Oppure, perchè gli stessi interventi idrogeologici sul bacino dei fiumi, che prima funzionavano, ora non reggono più le piene e le inondazioni diventano ogni anno sempre più pericolose? E’ inutile colpevolizzare amministratori e tecnici: la colpa è nei nostri modelli di previsione, che continuano a vedere situazioni lineari in un mondo che improvvisamente è diventato non lineare.
Per dirla con uno dei maggiori poeti della Val di Cecina, la poetessa Giannina Prato Zanella, “…l’incognita negli strati delle ere/…fa uno sberleffo al rigore della matematica” (dalla poesia “Colline Metallifere”).
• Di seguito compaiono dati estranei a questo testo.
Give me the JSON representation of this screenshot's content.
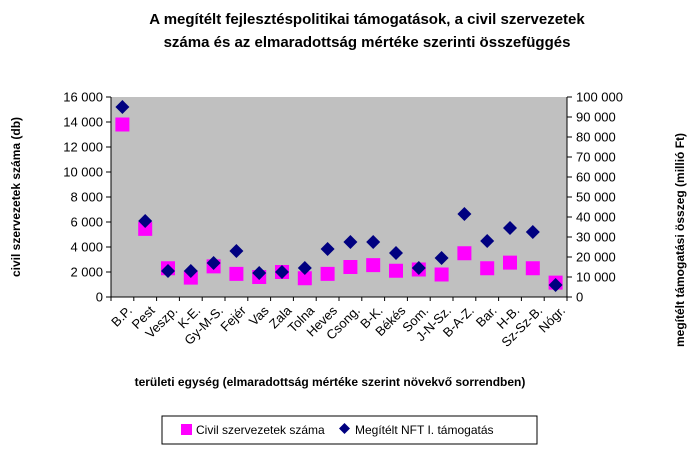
{
  "chart_data": {
    "type": "scatter",
    "title_lines": [
      "A megítélt fejlesztéspolitikai támogatások, a civil szervezetek",
      "száma és az elmaradottság mértéke szerinti összefüggés"
    ],
    "categories": [
      "B.P.",
      "Pest",
      "Veszp.",
      "K-E.",
      "Gy-M-S.",
      "Fejér",
      "Vas",
      "Zala",
      "Tolna",
      "Heves",
      "Csong.",
      "B-K.",
      "Békés",
      "Som.",
      "J-N-Sz.",
      "B-A-Z.",
      "Bar.",
      "H-B.",
      "Sz-Sz-B.",
      "Nógr."
    ],
    "xlabel": "területi egység (elmaradottság mértéke szerint növekvő sorrendben)",
    "ylabel_left": "civil szervezetek száma (db)",
    "ylabel_right": "megítélt támogatási összeg (millió Ft)",
    "ylim_left": [
      0,
      16000
    ],
    "ylim_right": [
      0,
      100000
    ],
    "yticks_left": [
      "0",
      "2 000",
      "4 000",
      "6 000",
      "8 000",
      "10 000",
      "12 000",
      "14 000",
      "16 000"
    ],
    "yticks_right": [
      "0",
      "10 000",
      "20 000",
      "30 000",
      "40 000",
      "50 000",
      "60 000",
      "70 000",
      "80 000",
      "90 000",
      "100 000"
    ],
    "plot_background": "#c0c0c0",
    "grid": false,
    "legend_position": "bottom",
    "series": [
      {
        "name": "Civil szervezetek száma",
        "axis": "left",
        "marker": "square",
        "color": "#ff00ff",
        "values": [
          13800,
          5450,
          2300,
          1550,
          2450,
          1850,
          1600,
          2000,
          1500,
          1850,
          2400,
          2550,
          2100,
          2200,
          1800,
          3500,
          2300,
          2750,
          2300,
          1150
        ]
      },
      {
        "name": "Megítélt NFT I. támogatás",
        "axis": "right",
        "marker": "diamond",
        "color": "#000080",
        "values": [
          95000,
          38000,
          13000,
          13000,
          17000,
          23000,
          12000,
          12500,
          14500,
          24000,
          27500,
          27500,
          22000,
          14500,
          19500,
          41500,
          28000,
          34500,
          32500,
          6000
        ]
      }
    ]
  }
}
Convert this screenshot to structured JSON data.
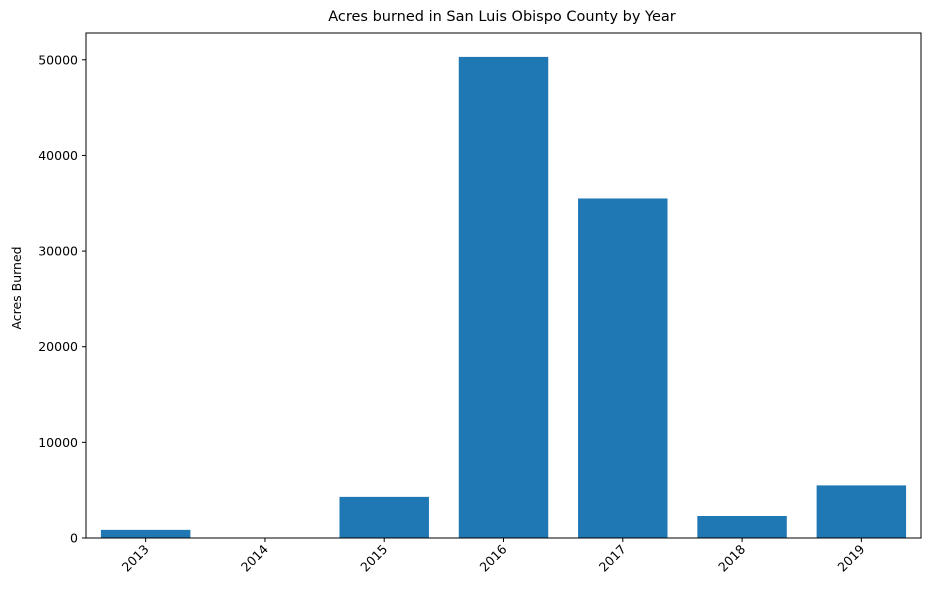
{
  "chart_data": {
    "type": "bar",
    "title": "Acres burned in San Luis Obispo County by Year",
    "xlabel": "",
    "ylabel": "Acres Burned",
    "categories": [
      "2013",
      "2014",
      "2015",
      "2016",
      "2017",
      "2018",
      "2019"
    ],
    "values": [
      850,
      0,
      4300,
      50300,
      35500,
      2300,
      5500
    ],
    "ylim": [
      0,
      52800
    ],
    "yticks": [
      0,
      10000,
      20000,
      30000,
      40000,
      50000
    ],
    "grid": false,
    "bar_color": "#1f77b4",
    "xtick_rotation": -45
  }
}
”Io vedo sotto il sole”, si legge nell’Ecclesiaste (9,11), “che non è degli agili la corsa, nè dei forti la vittoria, nè dei saggi e di chi ha intendimento le ricchezze, nè quelli che hanno conoscenza hanno favore, perchè il Tempo e l’avvenimento imprevisto si frappongono a tutto”.
L’affermazione di E. Morin (15) che “le forme a priori sotto il profilo ontogenetico sono a posteriori sotto quello filogenetico”, una specie di legge di Haeckel sul piano mentale, verrebbe a significare quindi che le teorie e i modelli “inventati” dal cervello umano sono in grado di funzionare ed adattarsi (fitting, ma non matching (16)), in termini di comprensione, spiegazione e modifica, al mondo – alla cui evoluzione lo stesso cervello era partecipe – attraverso un processo di dematerializzazione (17), mediato da sistemi di rappresentazione sempre pi simbolici e codificati. Il fine ultimo di questo processo sembrerebbe essere la costruzione “a cipolla” (18) di un oggetto complesso dotato di memoria e percezione, che ricorda quel vertiginoso concentrato magico del mondo che è la monade leibniziana. Dire questo però non vuol significare che questa congerie di materia e spirito risulti in armonia con la Natura (mancanza di corrispondenza o assenza di matching), visto, da una parte, le infinite strade percorribili che si aprono ad ogni stadio (Costruttivismo Radicale in alternativa al Razionalismo Critico di Popper), implicanti continue scelte (“se hace camino al andar….Caminante no hay camino, sino estelas en la mar” A. Machado (19)), e dall’altra, la “turbolenza” che forse aumenta col tempo in funzione dello stress cui continua ad essere sottoposta la Natura. L’approssimazione lineare è peggiore quando il sistema sta per “rompersi”!. Una tale visione del mondo esclude che la causa efficiens (l’energia) da sola spieghi tutto. Non ci si accorse che questo errore avrebbe portato all’impossibilità di “districarsi dal circolo vizioso di tecnocrazia, espansione, corsa agli armamenti, potere e paura” (16), aspetti che continuano a germogliare sulla “presunta misurabilità dell’efficienza, della produzione, della comunicazione e perfino dell’intelligenza”. La negazione conseguente di qualsiasi fine (causa finalis (20)) sta privando l’uomo e la sua civiltà di qualsiasi significato.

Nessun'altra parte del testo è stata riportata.